THE RULES FOR CITY SLICKERS TO ENTER THE COUNTRYSIDE-
1. Pull your droopy pants up. You look like an idiot.
2. Let’s get this straight; it’s called a “gravel road.” I drive a pickup truck because I want to. No matter how slow you drive, you’re going to get dust on your Lexus. Drive it or get out of the way.
3. They are cattle & feed lots. That’s what they smell like to you. They smell like money to us. Get over it. Don’t like it? I-10 or I-40 goes east and west, Pick one.
4. So you have a $60,000 car. We’re impressed. We have $400,000 combines that are driven only 3 weeks a year.
5. So every person in every pickup waves. It’s called being friendly. Try to understand the concept.

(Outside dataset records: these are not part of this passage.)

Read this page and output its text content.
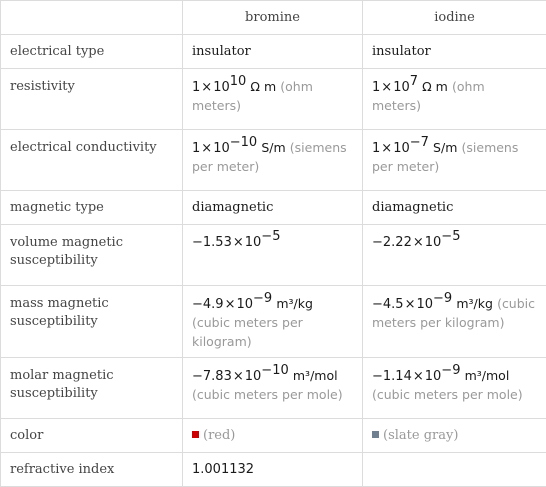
	bromine	iodine
electrical type	insulator	insulator
resistivity	$1\times 10^{10}$ Ω m (ohm meters)	$1\times 10^7$ Ω m (ohm meters)
electrical conductivity	$1\times 10^{-10}$ S/m (siemens per meter)	$1\times 10^{-7}$ S/m (siemens per meter)
magnetic type	diamagnetic	diamagnetic
volume magnetic susceptibility	$-1.53\times 10^{-5}$	$-2.22\times 10^{-5}$
mass magnetic susceptibility	$-4.9\times 10^{-9}$ m³/kg (cubic meters per kilogram)	$-4.5\times 10^{-9}$ m³/kg (cubic meters per kilogram)
molar magnetic susceptibility	$-7.83\times 10^{-10}$ m³/mol (cubic meters per mole)	$-1.14\times 10^{-9}$ m³/mol (cubic meters per mole)
color	(red)	(slate gray)
refractive index	1.001132	
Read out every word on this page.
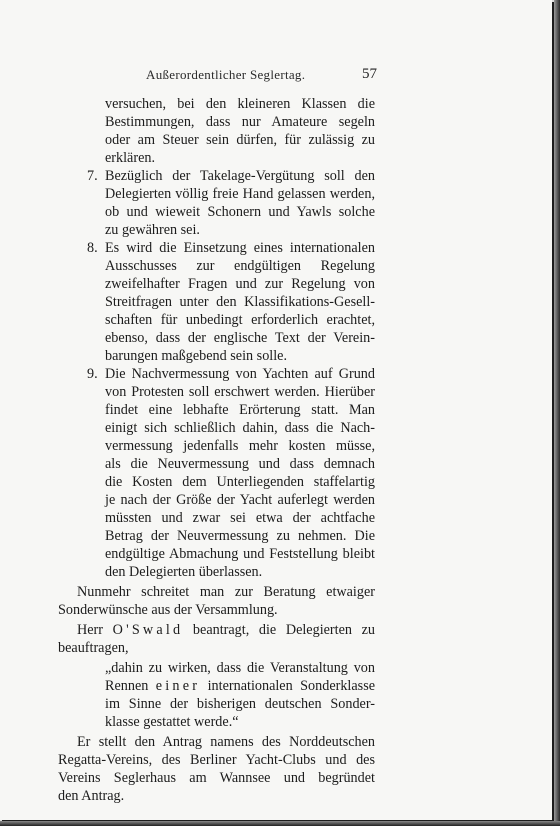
Außerordentlicher Seglertag.	57
versuchen, bei den kleineren Klassen die
Bestimmungen, dass nur Amateure segeln
oder am Steuer sein dürfen, für zulässig zu
erklären.
7. Bezüglich der Takelage-Vergütung soll den
Delegierten völlig freie Hand gelassen werden,
ob und wieweit Schonern und Yawls solche
zu gewähren sei.
8. Es wird die Einsetzung eines internationalen
Ausschusses zur endgültigen Regelung
zweifelhafter Fragen und zur Regelung von
Streitfragen unter den Klassifikations-Gesell-
schaften für unbedingt erforderlich erachtet,
ebenso, dass der englische Text der Verein-
barungen maßgebend sein solle.
9. Die Nachvermessung von Yachten auf Grund
von Protesten soll erschwert werden. Hierüber
findet eine lebhafte Erörterung statt. Man
einigt sich schließlich dahin, dass die Nach-
vermessung jedenfalls mehr kosten müsse,
als die Neuvermessung und dass demnach
die Kosten dem Unterliegenden staffelartig
je nach der Größe der Yacht auferlegt werden
müssten und zwar sei etwa der achtfache
Betrag der Neuvermessung zu nehmen. Die
endgültige Abmachung und Feststellung bleibt
den Delegierten überlassen.
Nunmehr schreitet man zur Beratung etwaiger
Sonderwünsche aus der Versammlung.
Herr O'Swald beantragt, die Delegierten zu
beauftragen,
„dahin zu wirken, dass die Veranstaltung von
Rennen einer internationalen Sonderklasse
im Sinne der bisherigen deutschen Sonder-
klasse gestattet werde.“
Er stellt den Antrag namens des Norddeutschen
Regatta-Vereins, des Berliner Yacht-Clubs und des
Vereins Seglerhaus am Wannsee und begründet
den Antrag.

6. If that cell phone rings in hunt camp while a deer is coming in, we WILL shoot it out of your hand. You better hope you don’t have it up to your ear at the time
7. You bring “coke” into my house, it better be brown, wet, and served over ice. You bring “Mary Jane” into my house, she better be cute, know how to shoot, drive a truck, and have long hair.
OK, confession time. Before I posted this, because of my out of date, old fogie, life style, I called our child and asked what a “Mary Jane” was. I am SO afraid I will unknowingly post something dirty or offensive! For any of you other “so green ye could plant 'em” senior citizens....it is marijuana.
Sigh...


I'm 51. I knew what Mary Jane was... because of Boomers writing about what THEIR parents called it!
Then again, I had an 18 year old working with me that didn't know that diet pills are amphetamines.
"Yew aine frum round heah, arya? We doan cotten to that sheeit, Bubba. Gitcher ass downa road afore it gits ugly." You don't often hear that anymore in my area of Baja Alabama unless you come tooling though on I-10 or Hwy 29 in a Cadillac with an old Clinton-Kaine bumper sticker, you are wearing matching Che T-shirts and the guy in the man-bun turns to his life-partner with a nose piercing and says, "Look at that, Winston, that rube is eating a Moon Pie and drinking an RC Cola...get some pictures quick."
But those are the soft-spoken people in this slice of American paradise. We have many retired military here too. Their speech is terse. Their stares withering. Me? I have a mid-Western accent though I was raised mostly in the Deep South, but with a substantive store of 4-letter(+) Navy nouns, adjectives, verbs, adverbs and interjections. All courtesy of 19½ years sea duty. My parents were Okies and their ancestors homesteaded in Appalachia in the late 1700's.